Das weltweite Label hat natürlich seine Vorteile, weil damit ein Bekanntheitsgrad erreicht war und viel Mobilisierung gar nicht nötig war, aber es ist auch schwierig auf einen solchen "Zug" aufzuspringen, weil eigene Inhalte verschwinden. Auch letztes Jahr haben wir schon mehr zu sagen gehabt als, "wir wollen gerne sexy sein dürfen, bitte", aber das wurde vor allem von der Presse gerne übersehen, denn es war spannender "Schlampen" beim Anziehen zu filmen. Sexismus ist ein unangenehmes Thema, was sich erst wieder vermarkten lässt, wenn man dann doch sexistisch reduzierte Bilder von Brüsten zeigen kann. Das hat uns sehr geärgert und auch das ist ein Grund, nicht mehr unter dem Label zu laufen. Die Presse ist nicht alles und es war schön eine weltweite Solidarität zu spüren und diese überall auf die Straße zu tragen, aber unser Kampf geht weiter und ist alltäglich und nicht ein Partywalk einmal im Jahr und alles bleibt wie es war.

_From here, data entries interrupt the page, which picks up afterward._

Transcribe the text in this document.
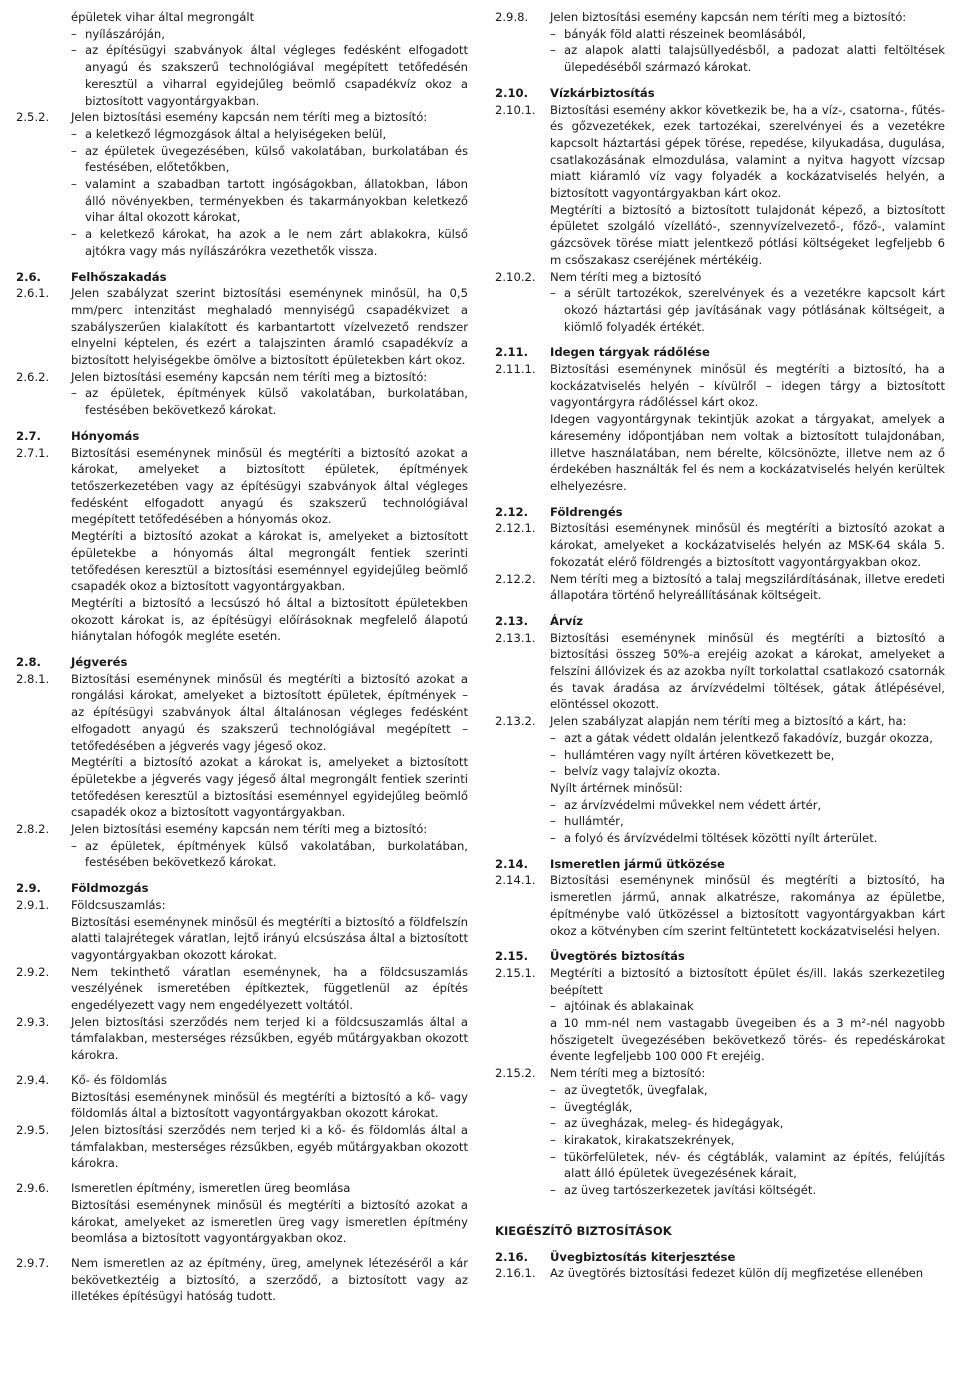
épületek vihar által megrongált
– nyílászáróján,
– az építésügyi szabványok által végleges fedésként elfogadott anyagú és szakszerű technológiával megépített tetőfedésén keresztül a viharral egyidejűleg beömlő csapadékvíz okoz a biztosított vagyontárgyakban.
2.5.2.	Jelen biztosítási esemény kapcsán nem téríti meg a biztosító:
– a keletkező légmozgások által a helyiségeken belül,
– az épületek üvegezésében, külső vakolatában, burkolatában és festésében, előtetőkben,
– valamint a szabadban tartott ingóságokban, állatokban, lábon álló növényekben, terményekben és takarmányokban keletkező vihar által okozott károkat,
– a keletkező károkat, ha azok a le nem zárt ablakokra, külső ajtókra vagy más nyílászárókra vezethetők vissza.
2.6.	Felhőszakadás
2.6.1.	Jelen szabályzat szerint biztosítási eseménynek minősül, ha 0,5 mm/perc intenzitást meghaladó mennyiségű csapadékvizet a szabályszerűen kialakított és karbantartott vízelvezető rendszer elnyelni képtelen, és ezért a talajszinten áramló csapadékvíz a biztosított helyiségekbe ömölve a biztosított épületekben kárt okoz.
2.6.2.	Jelen biztosítási esemény kapcsán nem téríti meg a biztosító:
– az épületek, építmények külső vakolatában, burkolatában, festésében bekövetkező károkat.
2.7.	Hónyomás
2.7.1.	Biztosítási eseménynek minősül és megtéríti a biztosító azokat a károkat, amelyeket a biztosított épületek, építmények tetőszerkezetében vagy az építésügyi szabványok által végleges fedésként elfogadott anyagú és szakszerű technológiával megépített tetőfedésében a hónyomás okoz.
Megtéríti a biztosító azokat a károkat is, amelyeket a biztosított épületekbe a hónyomás által megrongált fentiek szerinti tetőfedésen keresztül a biztosítási eseménnyel egyidejűleg beömlő csapadék okoz a biztosított vagyontárgyakban.
Megtéríti a biztosító a lecsúszó hó által a biztosított épületekben okozott károkat is, az építésügyi előírásoknak megfelelő álapotú hiánytalan hófogók megléte esetén.
2.8.	Jégverés
2.8.1.	Biztosítási eseménynek minősül és megtéríti a biztosító azokat a rongálási károkat, amelyeket a biztosított épületek, építmények – az építésügyi szabványok által általánosan végleges fedésként elfogadott anyagú és szakszerű technológiával megépített – tetőfedésében a jégverés vagy jégeső okoz.
Megtéríti a biztosító azokat a károkat is, amelyeket a biztosított épületekbe a jégverés vagy jégeső által megrongált fentiek szerinti tetőfedésen keresztül a biztosítási eseménnyel egyidejűleg beömlő csapadék okoz a biztosított vagyontárgyakban.
2.8.2.	Jelen biztosítási esemény kapcsán nem téríti meg a biztosító:
– az épületek, építmények külső vakolatában, burkolatában, festésében bekövetkező károkat.
2.9.	Földmozgás
2.9.1.	Földcsuszamlás:
Biztosítási eseménynek minősül és megtéríti a biztosító a földfelszín alatti talajrétegek váratlan, lejtő irányú elcsúszása által a biztosított vagyontárgyakban okozott károkat.
2.9.2.	Nem tekinthető váratlan eseménynek, ha a földcsuszamlás veszélyének ismeretében építkeztek, függetlenül az építés engedélyezett vagy nem engedélyezett voltától.
2.9.3.	Jelen biztosítási szerződés nem terjed ki a földcsuszamlás által a támfalakban, mesterséges rézsűkben, egyéb műtárgyakban okozott károkra.
2.9.4.	Kő- és földomlás
Biztosítási eseménynek minősül és megtéríti a biztosító a kő- vagy földomlás által a biztosított vagyontárgyakban okozott károkat.
2.9.5.	Jelen biztosítási szerződés nem terjed ki a kő- és földomlás által a támfalakban, mesterséges rézsűkben, egyéb műtárgyakban okozott károkra.
2.9.6.	Ismeretlen építmény, ismeretlen üreg beomlása
Biztosítási eseménynek minősül és megtéríti a biztosító azokat a károkat, amelyeket az ismeretlen üreg vagy ismeretlen építmény beomlása a biztosított vagyontárgyakban okoz.
2.9.7.	Nem ismeretlen az az építmény, üreg, amelynek létezéséről a kár bekövetkeztéig a biztosító, a szerződő, a biztosított vagy az illetékes építésügyi hatóság tudott.
2.9.8.	Jelen biztosítási esemény kapcsán nem téríti meg a biztosító:
– bányák föld alatti részeinek beomlásából,
– az alapok alatti talajsüllyedésből, a padozat alatti feltöltések ülepedéséből származó károkat.
2.10.	Vízkárbiztosítás
2.10.1.	Biztosítási esemény akkor következik be, ha a víz-, csatorna-, fűtés- és gőzvezetékek, ezek tartozékai, szerelvényei és a vezetékre kapcsolt háztartási gépek törése, repedése, kilyukadása, dugulása, csatlakozásának elmozdulása, valamint a nyitva hagyott vízcsap miatt kiáramló víz vagy folyadék a kockázatviselés helyén, a biztosított vagyontárgyakban kárt okoz.
Megtéríti a biztosító a biztosított tulajdonát képező, a biztosított épületet szolgáló vízellátó-, szennyvízelvezető-, főző-, valamint gázcsövek törése miatt jelentkező pótlási költségeket legfeljebb 6 m csőszakasz cseréjének mértékéig.
2.10.2.	Nem téríti meg a biztosító
– a sérült tartozékok, szerelvények és a vezetékre kapcsolt kárt okozó háztartási gép javításának vagy pótlásának költségeit, a kiömlő folyadék értékét.
2.11.	Idegen tárgyak rádőlése
2.11.1.	Biztosítási eseménynek minősül és megtéríti a biztosító, ha a kockázatviselés helyén – kívülről – idegen tárgy a biztosított vagyontárgyra rádőléssel kárt okoz.
Idegen vagyontárgynak tekintjük azokat a tárgyakat, amelyek a káresemény időpontjában nem voltak a biztosított tulajdonában, illetve használatában, nem bérelte, kölcsönözte, illetve nem az ő érdekében használták fel és nem a kockázatviselés helyén kerültek elhelyezésre.
2.12.	Földrengés
2.12.1.	Biztosítási eseménynek minősül és megtéríti a biztosító azokat a károkat, amelyeket a kockázatviselés helyén az MSK-64 skála 5. fokozatát elérő földrengés a biztosított vagyontárgyakban okoz.
2.12.2.	Nem téríti meg a biztosító a talaj megszilárdításának, illetve eredeti állapotára történő helyreállításának költségeit.
2.13.	Árvíz
2.13.1.	Biztosítási eseménynek minősül és megtéríti a biztosító a biztosítási összeg 50%-a erejéig azokat a károkat, amelyeket a felszíni állóvizek és az azokba nyílt torkolattal csatlakozó csatornák és tavak áradása az árvízvédelmi töltések, gátak átlépésével, elöntéssel okozott.
2.13.2.	Jelen szabályzat alapján nem téríti meg a biztosító a kárt, ha:
– azt a gátak védett oldalán jelentkező fakadóvíz, buzgár okozza,
– hullámtéren vagy nyílt ártéren következett be,
– belvíz vagy talajvíz okozta.
Nyílt ártérnek minősül:
– az árvízvédelmi művekkel nem védett ártér,
– hullámtér,
– a folyó és árvízvédelmi töltések közötti nyílt árterület.
2.14.	Ismeretlen jármű ütközése
2.14.1.	Biztosítási eseménynek minősül és megtéríti a biztosító, ha ismeretlen jármű, annak alkatrésze, rakománya az épületbe, építménybe való ütközéssel a biztosított vagyontárgyakban kárt okoz a kötvényben cím szerint feltüntetett kockázatviselési helyen.
2.15.	Üvegtörés biztosítás
2.15.1.	Megtéríti a biztosító a biztosított épület és/ill. lakás szerkezetileg beépített
– ajtóinak és ablakainak
a 10 mm-nél nem vastagabb üvegeiben és a 3 m²-nél nagyobb hőszigetelt üvegezésében bekövetkező törés- és repedéskárokat évente legfeljebb 100 000 Ft erejéig.
2.15.2.	Nem téríti meg a biztosító:
– az üvegtetők, üvegfalak,
– üvegtéglák,
– az üvegházak, meleg- és hidegágyak,
– kirakatok, kirakatszekrények,
– tükörfelületek, név- és cégtáblák, valamint az építés, felújítás alatt álló épületek üvegezésének kárait,
– az üveg tartószerkezetek javítási költségét.
KIEGÉSZÍTŐ BIZTOSÍTÁSOK
2.16.	Üvegbiztosítás kiterjesztése
2.16.1.	Az üvegtörés biztosítási fedezet külön díj megfizetése ellenében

dn: Der Slogan „enter_the_gap“ ist von Menschen, die sich nicht in linken/queeren/feministischen Kontexten bewegen sicher nicht gleich zu verstehen und wurde, im Gegenteil, auch bereits sehr falsch verstanden, wenn „gap“ als Körperöffnung gelesen wird. Was spricht eurer Meinung nach dennoch für diesen Slogan?

e_t_g: Wir haben enter_the_gap! als Namen gewählt, weil damit viele verschiedene Bezüge zu Geschlecht und Sexualität aufgemacht werden, die die Norm der Zweigeschlechtlichkeit und der Heterosexualität hinterfragen. Mit dem _gap_ wird eine Leerstelle aufgemacht, die innerhalb der normativen Ordnung nicht existiert. Genau diesen Raum wollen wir stark machen. Damit beziehen wir uns auf queer-feministische Ansätze, die sowohl in der Sprache als auch in der politischen Praxis ihre Anwendung finden. Das _gap_ macht den Bruch mit der normativen Ordnung sichtbar und damit lebbar, ohne neue Ausschlüsse und Festlegungen produzieren zu wollen. Der Kampf fürs _gap_ und ums _gap_ als wichtiger Teil queerer widerständiger und sexueller Praxen steht auch für uns im Mittelpunkt. 
Plakat an der Außenwand der Roten Flora, Hamburg
(von der enter_the_gap-Facebook-Seite)
Die Lesung als "Körperöffnung" wurde erst an uns heran getragen. Die Frage ist, ob es gut ist, dass wir mit einem _gap_ nicht an eine Körperöffnung denken, oder wir zu sehr in akademisch-feministischen Diskursen stecken. Aber da kein direkter Bezug zu Körperöffnungen auszumachen ist, finden wir das _gap_ als symbolischen Raum, der inhaltlich (!) mit verschiedensten Perspektiven gefüllt werden soll, und damit als Namen für unserer Bündnis passend. In linken/queeren/feministischen wird der Name wahrscheinlich direkt anders verstanden, als von Menschen, die sich nicht mit solchen Themen befassen, aber der Name klingt gut wie wir finden und ist ein guter Einstieg in eine Diskussion über unsere Inhalte. 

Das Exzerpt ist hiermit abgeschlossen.